El streamer

Era martes por la mañana cuando descubrí el canal. Barcelona despertaba con esa luz grisácea que caracteriza a las ciudades mediterráneas en decadencia, mientras yo navegaba por Kick con la misma desesperación metódica con la que otros buscan pornografía o noticias sobre el fin del mundo.

El algoritmo me condujo hasta él. Seiscientos espectadores contemplaban en tiempo real la descomposición química de un ser humano. El chat fluía con velocidad obscena: corazones, emojis de llamas, y sobre todo, donaciones. Cinco euros, diez euros, veinte euros. Cada ping sonoro era una inyección de capital en las venas del capitalismo terminal.

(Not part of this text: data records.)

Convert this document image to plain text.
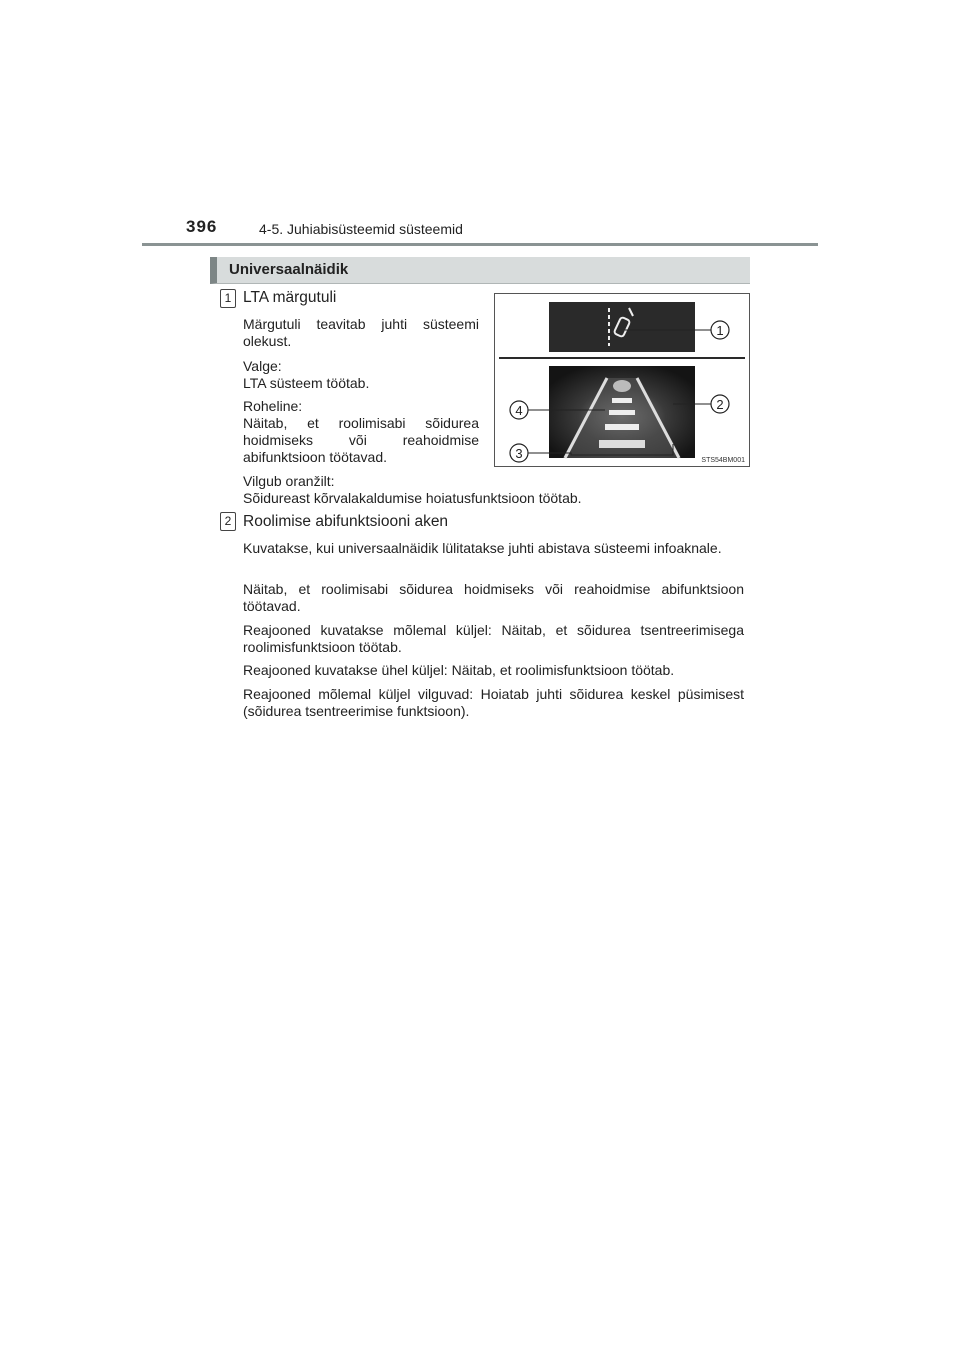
396	4-5. Juhiabisüsteemid süsteemid
Universaalnäidik
1 LTA märgutuli
Märgutuli teavitab juhti süsteemi olekust.
Valge:
LTA süsteem töötab.
Roheline:
Näitab, et roolimisabi sõidurea hoidmiseks või reahoidmise abifunktsioon töötavad.
Vilgub oranžilt:
Sõidureast kõrvalakaldumise hoiatusfunktsioon töötab.
1
2
4
3	STS54BM001
2 Roolimise abifunktsiooni aken
Kuvatakse, kui universaalnäidik lülitatakse juhti abistava süsteemi infoaknale.
Näitab, et roolimisabi sõidurea hoidmiseks või reahoidmise abifunktsioon töötavad.
Reajooned kuvatakse mõlemal küljel: Näitab, et sõidurea tsentreerimisega roolimisfunktsioon töötab.
Reajooned kuvatakse ühel küljel: Näitab, et roolimisfunktsioon töötab.
Reajooned mõlemal küljel vilguvad: Hoiatab juhti sõidurea keskel püsimisest (sõidurea tsentreerimise funktsioon).
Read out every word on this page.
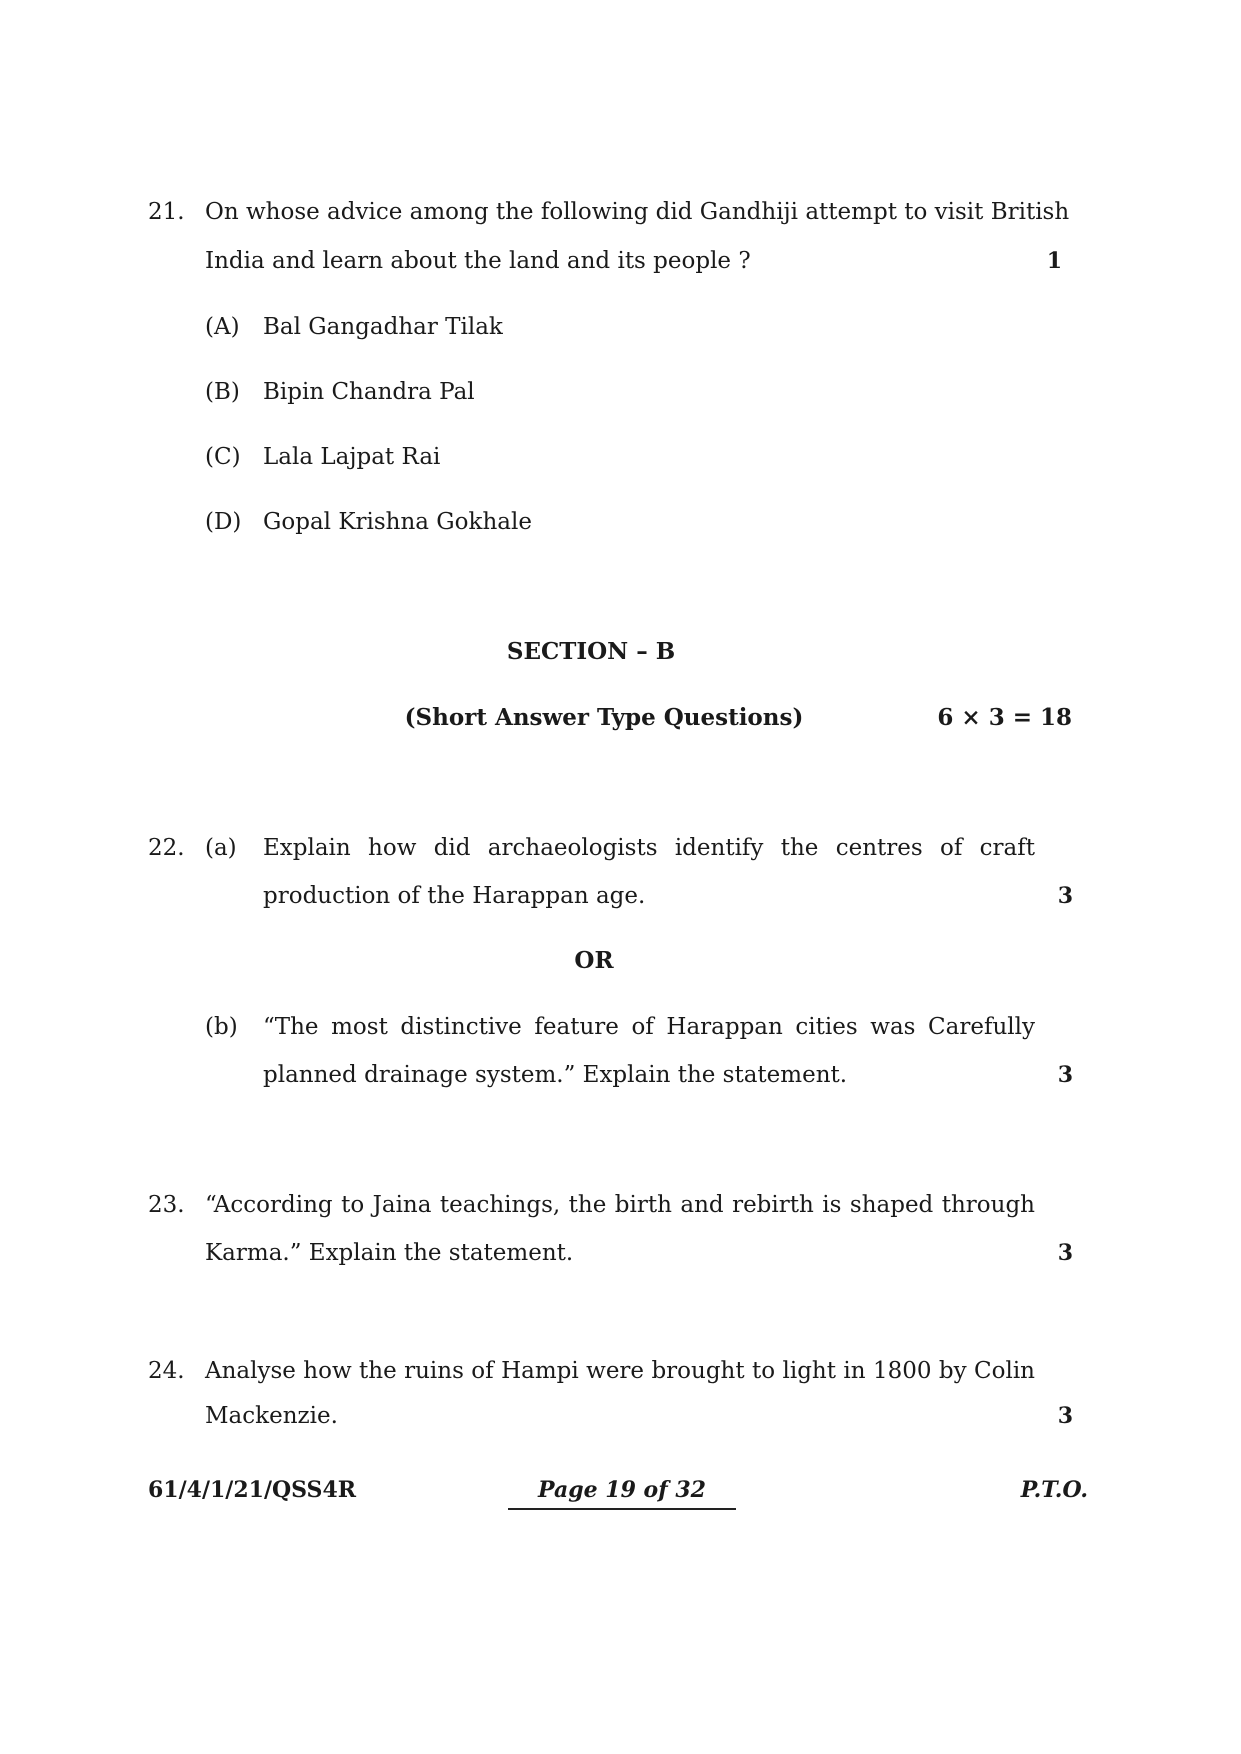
21. On whose advice among the following did Gandhiji attempt to visit British
India and learn about the land and its people ?	1
(A) Bal Gangadhar Tilak
(B) Bipin Chandra Pal
(C) Lala Lajpat Rai
(D) Gopal Krishna Gokhale
SECTION – B
(Short Answer Type Questions)	6 × 3 = 18
22. (a) Explain how did archaeologists identify the centres of craft
production of the Harappan age.	3
OR
(b) “The most distinctive feature of Harappan cities was Carefully
planned drainage system.” Explain the statement.	3
23. “According to Jaina teachings, the birth and rebirth is shaped through
Karma.” Explain the statement.	3
24. Analyse how the ruins of Hampi were brought to light in 1800 by Colin
Mackenzie.	3
61/4/1/21/QSS4R	Page 19 of 32	P.T.O.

La cámara enfocaba una habitación que podría haber sido la de cualquiera: silla gamer, latas de bebida energética, paquetes de tabaco. Pero era el sonido lo que convertía aquello en espectáculo digno del Coliseo digitalizado. Cada inhalación amplificada por el micrófono con precisión técnica. El crujido del papel de aluminio, el chasquido del mechero, la respiración entrecortada que seguía. "Bueno, peña."

Los espectadores no venían por entretenimiento. Venían por algo más primitivo: el placer sádico de contemplar la autodestrucción ajena desde sus hogares climatizados. Era voyeurismo puro, despojado de pretensión moral. Al menos los reality shows mantenían la farsa del "entretenimiento". Aquí no había máscaras.

"Vamos peña, que alguien le pase sesenta para otro bocata de pollo", escribía DarkDestroyer88. La gamificación de la muerte en directo. Habíamos convertido la agonía en contenido monetizable, en métricas, en engagement. El streamer llevaba sesenta y dos horas conectado según el contador automático. Había consumido ya diecisiete gramos de cocaína en base.

Pensé en llamar a la policía, pero ¿para qué? Estaba presenciando el funcionamiento perfecto del sistema. Un hombre se destruía voluntariamente mientras otros pagaban por observarlo. Era capitalismo puro: oferta, demanda, y la mano invisible dirigiendo el espectáculo hacia su conclusión lógica.

La diferencia con un snuff movie era solo la interactividad. Los espectadores influían en el ritmo de destrucción mediante donaciones. Democracia participativa aplicada a la muerte. Cada euro era un voto a favor de acelerar el proceso.

Durante la cuarta hora comprendí que yo también formaba parte del mecanismo. Mi presencia incrementaba las estadísticas de audiencia. Era cómplice por proximidad digital. El simple acto de mirar constituía participación en aquella liturgia capitalista de la aniquilación.

La tecnología había eliminado la última barrera entre espectáculo y realidad. No era teatro ni ficción. Era un hombre destruyéndose en tiempo real mientras el mundo lo contemplaba con la misma pasividad de una serie de Netflix. La única diferencia era que aquello no se podía pausar.

Barcelona seguía ahí fuera, con turistas fotografiando la Sagrada Familia y oficinistas tomando café, ignorante de que en algún piso se desarrollaba la metáfora perfecta de nuestra época: un individuo atomizado monetizando su destrucción para una audiencia global de otros individuos atomizados que habían encontrado en la contemplación de la muerte ajena el último entretenimiento posible.

Al final, cerré la pestaña. No por horror moral, sino por aburrimiento. Incluso la autodestrucción en directo se vuelve repetitiva cuando la conviertes en contenido. El algoritmo, impasible, me sugirió inmediatamente tres canales similares.